Guess is synonymous with heritage design and high-profile celebrity campaigns, but the Los Angeles brands wants to be known for something more than its premium denim roots. This spring, the brand is amplifying its sustainable mission with Guess Eco, a men’s and women’s collection of apparel made with environmentally conscious materials.
Materials used in the S/S ’20 collection include organic cotton, recycled polyester and Lenzing’s Tencel and Modal fibers derived from sustainably managed forests.
With denim being a key area of focus for Guess, the brand also found an opportunity to use Tencel x Refibra, a fiber technology that helps reduce industry waste by upcycling cotton scraps in manufacturing. The Guess Eco Luxe denim line includes the women’s 1981 flares, skinny jeans and high-rise fits in light to medium washes. For men, Eco Luxe denim options span slim tapered denim jeans to skinny and super-skinny jeans.
The collection is part of Guess’ company-wide efforts to make its business more sustainable—from fiber selection to the type of marketing and PR events it hosts, including the media event it hosted this week in New York City. Attendees were asked to bring unwanted clothes for recycling and were sent home with fresh vegetables, reusable straws and cutlery.
“At Guess, we are really trying to make sustainability a part of everybody’s job description,” Jaclyn Allen, the company’s director of corporate sustainability, said at the event.
Sustainability is the way forward for Guess. Since 2016, the company has sponsored a free sustainable fashion course at the Fashion Institute of Design & Merchandising (FIDI) in L.A. for students and its employees, Allen said. Guess also launched ReSourced, a product recycling program in all of its stores, and introduced Guess Vintage, a collection of secondhand garments, to help promote circularity.
The brand’s goal is to offer at least 25 percent of its products as “eco” by 2021. And it is more than halfway there. Guess Eco represents more than 15 percent of the brand’s overall men’s and women’s selection for Spring/Summer 2020. “We have made tremendous progress in the last year,” Allen said, adding that none of the collection was sustainable one year ago.
Part of the brand’s rapid transformation to become more sustainable lies in its decision to choose better ingredients. Because fiber and fabric production account for over half of fashion’s impact, Guess is improving its environmental impact by first transforming its materials selection to include more sustainable alternatives, Allen said.
And more is to come, she said. In December 2019, Guess signed on to the Ellen MacArthur Foundation’s Jeans Redesign program, which provides guidelines that set minimum requirements on garment durability, material health, recyclability and traceability. The guidelines are based on the principles of the circular economy and will work to ensure jeans last longer, can easily be recycled and are made in a way that is better for the environment and the health of garment workers.
Allen said jeans made with Jeans Redesign guidelines will be commercially available next year.

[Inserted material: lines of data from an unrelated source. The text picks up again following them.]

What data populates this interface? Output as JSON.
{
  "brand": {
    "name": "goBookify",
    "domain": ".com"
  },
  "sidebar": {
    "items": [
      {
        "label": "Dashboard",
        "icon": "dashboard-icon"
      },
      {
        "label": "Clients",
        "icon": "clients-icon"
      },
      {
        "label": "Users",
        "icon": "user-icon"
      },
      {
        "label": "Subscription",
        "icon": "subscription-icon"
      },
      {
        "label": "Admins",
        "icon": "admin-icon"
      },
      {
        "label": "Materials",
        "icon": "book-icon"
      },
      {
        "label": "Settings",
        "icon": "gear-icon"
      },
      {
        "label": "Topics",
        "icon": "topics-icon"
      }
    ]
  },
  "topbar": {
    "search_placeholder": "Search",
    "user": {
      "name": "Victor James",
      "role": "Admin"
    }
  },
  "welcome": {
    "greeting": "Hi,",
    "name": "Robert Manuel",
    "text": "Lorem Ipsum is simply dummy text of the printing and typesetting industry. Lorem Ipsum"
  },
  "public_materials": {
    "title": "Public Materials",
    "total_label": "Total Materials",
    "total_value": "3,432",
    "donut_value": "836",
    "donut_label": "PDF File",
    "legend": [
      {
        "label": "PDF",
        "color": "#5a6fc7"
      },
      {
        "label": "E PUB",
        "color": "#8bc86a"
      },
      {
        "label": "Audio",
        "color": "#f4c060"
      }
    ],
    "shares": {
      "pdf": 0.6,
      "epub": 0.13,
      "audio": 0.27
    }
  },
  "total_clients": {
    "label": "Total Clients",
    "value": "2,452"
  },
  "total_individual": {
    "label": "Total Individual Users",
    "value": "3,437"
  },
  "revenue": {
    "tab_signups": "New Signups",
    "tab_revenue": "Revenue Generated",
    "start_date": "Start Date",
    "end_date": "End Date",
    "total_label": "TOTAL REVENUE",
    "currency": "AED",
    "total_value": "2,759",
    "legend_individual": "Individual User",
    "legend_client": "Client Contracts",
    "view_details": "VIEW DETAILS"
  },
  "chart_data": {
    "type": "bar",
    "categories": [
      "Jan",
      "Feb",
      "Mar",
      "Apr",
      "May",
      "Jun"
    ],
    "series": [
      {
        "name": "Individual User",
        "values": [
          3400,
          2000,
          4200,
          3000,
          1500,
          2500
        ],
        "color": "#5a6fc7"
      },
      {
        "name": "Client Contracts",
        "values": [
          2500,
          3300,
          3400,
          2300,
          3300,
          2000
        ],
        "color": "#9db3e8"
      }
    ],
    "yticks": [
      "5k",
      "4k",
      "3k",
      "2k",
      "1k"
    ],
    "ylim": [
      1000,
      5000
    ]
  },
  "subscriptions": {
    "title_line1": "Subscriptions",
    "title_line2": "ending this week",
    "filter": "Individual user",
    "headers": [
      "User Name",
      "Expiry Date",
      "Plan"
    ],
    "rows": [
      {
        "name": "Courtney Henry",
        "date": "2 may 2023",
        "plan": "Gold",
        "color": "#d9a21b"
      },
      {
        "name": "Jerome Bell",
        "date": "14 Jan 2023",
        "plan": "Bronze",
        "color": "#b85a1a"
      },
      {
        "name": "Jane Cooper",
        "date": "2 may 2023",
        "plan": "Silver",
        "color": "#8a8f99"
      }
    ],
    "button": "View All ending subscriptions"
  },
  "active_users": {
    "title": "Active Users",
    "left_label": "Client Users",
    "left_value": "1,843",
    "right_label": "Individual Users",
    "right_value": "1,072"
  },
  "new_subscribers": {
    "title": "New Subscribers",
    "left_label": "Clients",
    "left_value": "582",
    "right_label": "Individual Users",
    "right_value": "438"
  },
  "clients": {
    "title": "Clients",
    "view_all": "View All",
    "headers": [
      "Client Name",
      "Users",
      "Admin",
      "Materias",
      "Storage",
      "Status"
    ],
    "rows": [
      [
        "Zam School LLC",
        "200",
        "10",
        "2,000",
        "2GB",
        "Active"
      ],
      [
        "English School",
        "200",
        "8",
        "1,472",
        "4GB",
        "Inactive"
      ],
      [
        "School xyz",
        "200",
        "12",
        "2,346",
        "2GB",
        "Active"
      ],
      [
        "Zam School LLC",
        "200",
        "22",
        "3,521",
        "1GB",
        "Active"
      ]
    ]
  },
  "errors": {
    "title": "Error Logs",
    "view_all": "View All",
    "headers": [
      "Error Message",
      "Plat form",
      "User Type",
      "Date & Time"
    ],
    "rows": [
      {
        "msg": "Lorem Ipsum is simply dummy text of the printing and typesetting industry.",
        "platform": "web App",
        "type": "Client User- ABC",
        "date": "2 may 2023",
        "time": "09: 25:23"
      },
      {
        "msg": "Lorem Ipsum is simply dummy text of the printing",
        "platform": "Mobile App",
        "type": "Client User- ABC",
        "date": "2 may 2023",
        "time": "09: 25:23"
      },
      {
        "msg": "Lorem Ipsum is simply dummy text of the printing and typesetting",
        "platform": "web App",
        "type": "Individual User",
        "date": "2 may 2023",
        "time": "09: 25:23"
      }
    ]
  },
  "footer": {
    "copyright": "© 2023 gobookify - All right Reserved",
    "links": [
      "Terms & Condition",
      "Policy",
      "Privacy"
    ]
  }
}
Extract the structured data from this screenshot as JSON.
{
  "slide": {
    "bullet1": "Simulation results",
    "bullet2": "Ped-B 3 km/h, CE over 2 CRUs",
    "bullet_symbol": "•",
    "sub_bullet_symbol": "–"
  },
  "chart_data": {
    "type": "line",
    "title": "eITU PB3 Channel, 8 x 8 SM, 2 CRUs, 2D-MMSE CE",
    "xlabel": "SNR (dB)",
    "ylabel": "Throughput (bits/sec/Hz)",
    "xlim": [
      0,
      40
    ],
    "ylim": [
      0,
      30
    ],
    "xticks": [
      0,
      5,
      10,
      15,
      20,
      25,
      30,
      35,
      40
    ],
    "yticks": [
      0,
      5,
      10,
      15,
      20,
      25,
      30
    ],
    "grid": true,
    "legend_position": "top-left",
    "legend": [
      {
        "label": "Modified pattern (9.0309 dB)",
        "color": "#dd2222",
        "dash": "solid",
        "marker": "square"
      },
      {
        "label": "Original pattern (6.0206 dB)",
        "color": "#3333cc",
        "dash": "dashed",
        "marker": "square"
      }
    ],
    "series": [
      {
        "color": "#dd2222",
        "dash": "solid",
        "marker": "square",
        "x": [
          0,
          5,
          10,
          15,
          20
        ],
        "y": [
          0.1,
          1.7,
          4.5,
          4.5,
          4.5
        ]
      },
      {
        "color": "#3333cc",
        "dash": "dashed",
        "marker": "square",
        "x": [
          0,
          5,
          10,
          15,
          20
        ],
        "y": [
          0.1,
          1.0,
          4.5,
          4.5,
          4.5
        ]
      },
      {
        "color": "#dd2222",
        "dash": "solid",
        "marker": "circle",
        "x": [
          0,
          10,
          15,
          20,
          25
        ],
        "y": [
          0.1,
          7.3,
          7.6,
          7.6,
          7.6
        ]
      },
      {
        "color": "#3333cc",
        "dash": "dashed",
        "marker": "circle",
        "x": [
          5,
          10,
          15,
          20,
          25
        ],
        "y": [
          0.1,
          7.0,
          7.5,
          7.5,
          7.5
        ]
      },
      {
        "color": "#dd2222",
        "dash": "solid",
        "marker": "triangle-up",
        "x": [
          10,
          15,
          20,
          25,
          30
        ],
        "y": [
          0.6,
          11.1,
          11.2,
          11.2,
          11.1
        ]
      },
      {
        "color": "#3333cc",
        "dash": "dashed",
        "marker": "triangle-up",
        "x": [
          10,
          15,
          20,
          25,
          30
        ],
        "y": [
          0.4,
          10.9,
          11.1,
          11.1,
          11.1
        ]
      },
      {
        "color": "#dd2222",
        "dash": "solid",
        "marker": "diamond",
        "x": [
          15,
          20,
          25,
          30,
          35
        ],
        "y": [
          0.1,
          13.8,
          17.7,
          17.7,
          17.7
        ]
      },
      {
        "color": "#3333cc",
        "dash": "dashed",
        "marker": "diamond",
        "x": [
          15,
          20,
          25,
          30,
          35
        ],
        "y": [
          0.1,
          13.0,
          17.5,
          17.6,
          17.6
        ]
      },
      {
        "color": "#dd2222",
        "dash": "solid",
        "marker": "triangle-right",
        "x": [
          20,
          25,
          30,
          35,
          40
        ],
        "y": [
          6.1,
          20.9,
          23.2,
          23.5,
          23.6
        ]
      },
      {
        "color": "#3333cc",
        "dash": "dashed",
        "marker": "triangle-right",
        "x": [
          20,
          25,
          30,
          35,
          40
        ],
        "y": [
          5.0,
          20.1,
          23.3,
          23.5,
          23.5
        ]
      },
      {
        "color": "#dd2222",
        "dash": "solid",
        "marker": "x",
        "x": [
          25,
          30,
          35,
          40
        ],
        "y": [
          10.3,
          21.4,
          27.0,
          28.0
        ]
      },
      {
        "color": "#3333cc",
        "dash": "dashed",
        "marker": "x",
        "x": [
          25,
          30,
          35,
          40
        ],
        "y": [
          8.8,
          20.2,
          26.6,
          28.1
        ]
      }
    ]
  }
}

Guess is validating these sustainable measure through annual reports. “Sustainability reporting is something that is really important to Guess,” Allen said, noting that the company has its report externally validated by an auditor. “They scrutinize every sentence in our sustainability report, every data, to make sure it is balanced… and to make sure it is true.”
That is the key, she added, to building a sustainability program that is based in facts and data.